Et, encore une fois, ce qu’il y a de vrai­ment enri­chis­sant dans l’intérêt que l’on peut por­ter à d’autres façons d’être au monde (à tra­vers l’espace, grâce à l’anthropologie, ou à tra­vers le temps, grâce à l’histoire et l’archéologie), c’est jus­te­ment d’apprendre à ne rien prendre pour acquis, d’apprendre à res­sen­tir inti­me­ment la rela­ti­vi­té de nos valeurs, de nos sys­tèmes de pen­sée et de juge­ment. Que l’on prenne les peuples autoch­tones comme modèle ou comme repous­soir, on rate l’occasion d’enrichir notre façon d’être au monde par de nou­veaux para­digmes de pensée.

On vit une période où la flèche du pro­grès n’indique plus une direc­tion claire. Elle s’affole et tourne en tous sens comme une bous­sole détra­quée dès qu’on la pose sur un sujet concret. Aucun des cri­tères qui défi­nis­saient le « pro­grès » pour une majo­ri­té de gens il y a encore vingt ans ne semblent plus valides. Cette déso­rien­ta­tion a deux causes prin­ci­pales : pre­miè­re­ment, le pro­grès « à l’ancienne » repo­sait sur l’hypothèse erro­née d’un monde infi­ni, d’une nature sur laquelle on pour­rait éter­nel­le­ment avan­cer. Et deuxiè­me­ment, on s’aperçoit que cet hori­zon d’une mon­dia­li­sa­tion heu­reuse pour tous repo­sait sur un men­songe – pas une erreur, un men­songe déli­bé­ré de la part des prin­ci­paux acteurs de cette mon­dia­li­sa­tion qui savaient depuis le début qu’elle ne béné­fi­cie­rait qu’à eux (cf. le der­nier livre de Bru­no Latour, Où atterrir ?).
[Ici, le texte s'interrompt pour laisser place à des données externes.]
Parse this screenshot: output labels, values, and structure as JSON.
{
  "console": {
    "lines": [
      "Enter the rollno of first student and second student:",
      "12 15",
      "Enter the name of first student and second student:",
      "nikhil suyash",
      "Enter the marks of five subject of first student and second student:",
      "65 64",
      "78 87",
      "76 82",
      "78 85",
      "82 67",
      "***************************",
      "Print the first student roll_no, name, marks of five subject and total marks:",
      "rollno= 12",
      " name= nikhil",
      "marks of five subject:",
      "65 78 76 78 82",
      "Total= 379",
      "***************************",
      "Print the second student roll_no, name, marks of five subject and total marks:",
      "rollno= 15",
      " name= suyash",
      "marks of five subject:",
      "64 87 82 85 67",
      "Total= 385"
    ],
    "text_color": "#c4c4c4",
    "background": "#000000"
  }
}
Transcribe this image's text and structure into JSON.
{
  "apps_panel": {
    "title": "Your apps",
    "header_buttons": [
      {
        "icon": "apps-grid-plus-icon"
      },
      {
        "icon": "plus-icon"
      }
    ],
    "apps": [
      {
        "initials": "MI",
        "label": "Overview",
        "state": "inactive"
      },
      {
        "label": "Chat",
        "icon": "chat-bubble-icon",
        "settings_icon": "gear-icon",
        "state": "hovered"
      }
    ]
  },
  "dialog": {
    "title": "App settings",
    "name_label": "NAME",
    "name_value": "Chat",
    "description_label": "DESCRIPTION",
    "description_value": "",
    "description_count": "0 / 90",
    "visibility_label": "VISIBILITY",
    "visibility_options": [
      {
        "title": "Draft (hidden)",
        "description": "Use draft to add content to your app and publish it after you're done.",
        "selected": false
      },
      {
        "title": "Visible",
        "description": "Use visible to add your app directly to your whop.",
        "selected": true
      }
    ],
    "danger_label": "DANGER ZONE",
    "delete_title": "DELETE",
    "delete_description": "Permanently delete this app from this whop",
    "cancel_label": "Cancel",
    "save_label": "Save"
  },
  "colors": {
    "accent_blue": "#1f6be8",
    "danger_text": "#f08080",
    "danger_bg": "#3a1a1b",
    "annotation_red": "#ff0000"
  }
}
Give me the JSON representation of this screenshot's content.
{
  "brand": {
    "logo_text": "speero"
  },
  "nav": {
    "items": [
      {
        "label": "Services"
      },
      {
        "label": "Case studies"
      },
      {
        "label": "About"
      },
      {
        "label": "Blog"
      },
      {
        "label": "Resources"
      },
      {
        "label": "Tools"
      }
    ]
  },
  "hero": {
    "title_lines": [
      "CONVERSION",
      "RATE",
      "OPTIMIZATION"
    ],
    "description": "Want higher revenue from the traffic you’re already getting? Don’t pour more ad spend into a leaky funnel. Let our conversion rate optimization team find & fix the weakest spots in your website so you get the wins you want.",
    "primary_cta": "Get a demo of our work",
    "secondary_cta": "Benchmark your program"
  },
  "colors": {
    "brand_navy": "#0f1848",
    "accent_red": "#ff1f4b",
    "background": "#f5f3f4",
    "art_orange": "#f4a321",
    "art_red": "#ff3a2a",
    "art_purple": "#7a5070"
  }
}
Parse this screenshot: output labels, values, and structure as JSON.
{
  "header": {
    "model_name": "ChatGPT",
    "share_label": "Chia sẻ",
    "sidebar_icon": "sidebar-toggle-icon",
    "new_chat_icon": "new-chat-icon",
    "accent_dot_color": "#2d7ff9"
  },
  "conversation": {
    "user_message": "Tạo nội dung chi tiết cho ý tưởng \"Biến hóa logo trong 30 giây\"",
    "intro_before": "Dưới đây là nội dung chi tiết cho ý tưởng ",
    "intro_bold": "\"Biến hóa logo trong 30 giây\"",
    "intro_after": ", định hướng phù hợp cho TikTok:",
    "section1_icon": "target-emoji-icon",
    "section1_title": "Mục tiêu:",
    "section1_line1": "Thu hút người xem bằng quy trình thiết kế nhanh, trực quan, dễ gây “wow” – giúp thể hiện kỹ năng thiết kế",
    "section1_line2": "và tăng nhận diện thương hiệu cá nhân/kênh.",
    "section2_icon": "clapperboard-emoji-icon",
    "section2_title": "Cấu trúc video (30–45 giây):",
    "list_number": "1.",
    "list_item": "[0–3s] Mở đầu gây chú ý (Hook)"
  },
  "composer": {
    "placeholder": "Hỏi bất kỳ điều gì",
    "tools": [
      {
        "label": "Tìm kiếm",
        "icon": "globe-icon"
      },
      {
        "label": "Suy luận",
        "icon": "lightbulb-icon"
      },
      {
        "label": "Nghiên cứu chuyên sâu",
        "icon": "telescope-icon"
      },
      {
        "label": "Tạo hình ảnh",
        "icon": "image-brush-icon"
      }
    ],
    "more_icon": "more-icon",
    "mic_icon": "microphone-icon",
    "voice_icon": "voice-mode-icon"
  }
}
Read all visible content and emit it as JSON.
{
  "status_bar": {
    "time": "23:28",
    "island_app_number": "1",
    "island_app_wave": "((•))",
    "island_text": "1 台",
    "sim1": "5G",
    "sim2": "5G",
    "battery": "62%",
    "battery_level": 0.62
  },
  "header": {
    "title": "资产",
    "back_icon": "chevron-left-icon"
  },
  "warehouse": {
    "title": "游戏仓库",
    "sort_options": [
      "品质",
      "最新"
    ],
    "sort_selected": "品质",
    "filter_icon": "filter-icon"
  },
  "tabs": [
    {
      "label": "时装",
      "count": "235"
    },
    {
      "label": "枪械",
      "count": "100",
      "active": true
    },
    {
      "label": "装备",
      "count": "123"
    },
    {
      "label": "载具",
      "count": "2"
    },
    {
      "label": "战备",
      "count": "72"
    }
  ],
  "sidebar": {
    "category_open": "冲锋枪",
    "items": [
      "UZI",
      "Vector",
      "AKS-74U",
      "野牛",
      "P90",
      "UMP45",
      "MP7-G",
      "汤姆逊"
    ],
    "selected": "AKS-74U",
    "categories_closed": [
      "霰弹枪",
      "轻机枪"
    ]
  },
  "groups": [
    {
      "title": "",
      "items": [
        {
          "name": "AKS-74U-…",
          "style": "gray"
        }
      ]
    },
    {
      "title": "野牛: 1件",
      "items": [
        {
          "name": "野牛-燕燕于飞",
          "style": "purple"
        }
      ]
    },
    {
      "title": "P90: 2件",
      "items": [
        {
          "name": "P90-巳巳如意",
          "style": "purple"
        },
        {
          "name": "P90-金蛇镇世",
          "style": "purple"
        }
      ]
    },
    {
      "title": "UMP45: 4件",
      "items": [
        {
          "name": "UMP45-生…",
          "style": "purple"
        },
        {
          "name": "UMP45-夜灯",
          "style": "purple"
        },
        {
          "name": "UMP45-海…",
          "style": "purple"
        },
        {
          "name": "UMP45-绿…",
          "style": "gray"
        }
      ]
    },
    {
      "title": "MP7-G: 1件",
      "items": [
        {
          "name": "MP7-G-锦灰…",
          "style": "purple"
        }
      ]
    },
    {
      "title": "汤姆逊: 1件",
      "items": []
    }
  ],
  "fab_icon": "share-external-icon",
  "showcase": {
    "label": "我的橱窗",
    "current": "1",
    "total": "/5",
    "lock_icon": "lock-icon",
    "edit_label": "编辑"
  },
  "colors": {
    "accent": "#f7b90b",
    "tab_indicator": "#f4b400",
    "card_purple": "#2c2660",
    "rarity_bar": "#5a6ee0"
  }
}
En étant un peu cyniques, on pour­rait dire que cette période de grande déso­rien­ta­tion intel­lec­tuelle est inté­res­sante. Il faut réel­le­ment inven­ter de nou­velles façons d’être au monde, de nou­velles moda­li­tés de lutte. Miguel Bena­sayag écrit que « dans une époque comme la nôtre [obs­cure], il faut plus de cou­rage et plus d’effort pour résis­ter que dans une époque lumi­neuse ». Il ajoute cepen­dant : « pour moi qui ait vécu les deux, l’époque obs­cure est beau­coup plus inté­res­sante. L’époque lumi­neuse est une époque dans laquelle tu ne peux pas évi­ter de deve­nir con, parce que tout semble tel­le­ment simple ». Aujourd’hui rien n’est simple, et il ne fau­drait pas se tour­ner vers les peuples autoch­tones avec le désir incons­cient qu’ils nous aident à sim­pli­fier les choses en s’offrant comme modèle.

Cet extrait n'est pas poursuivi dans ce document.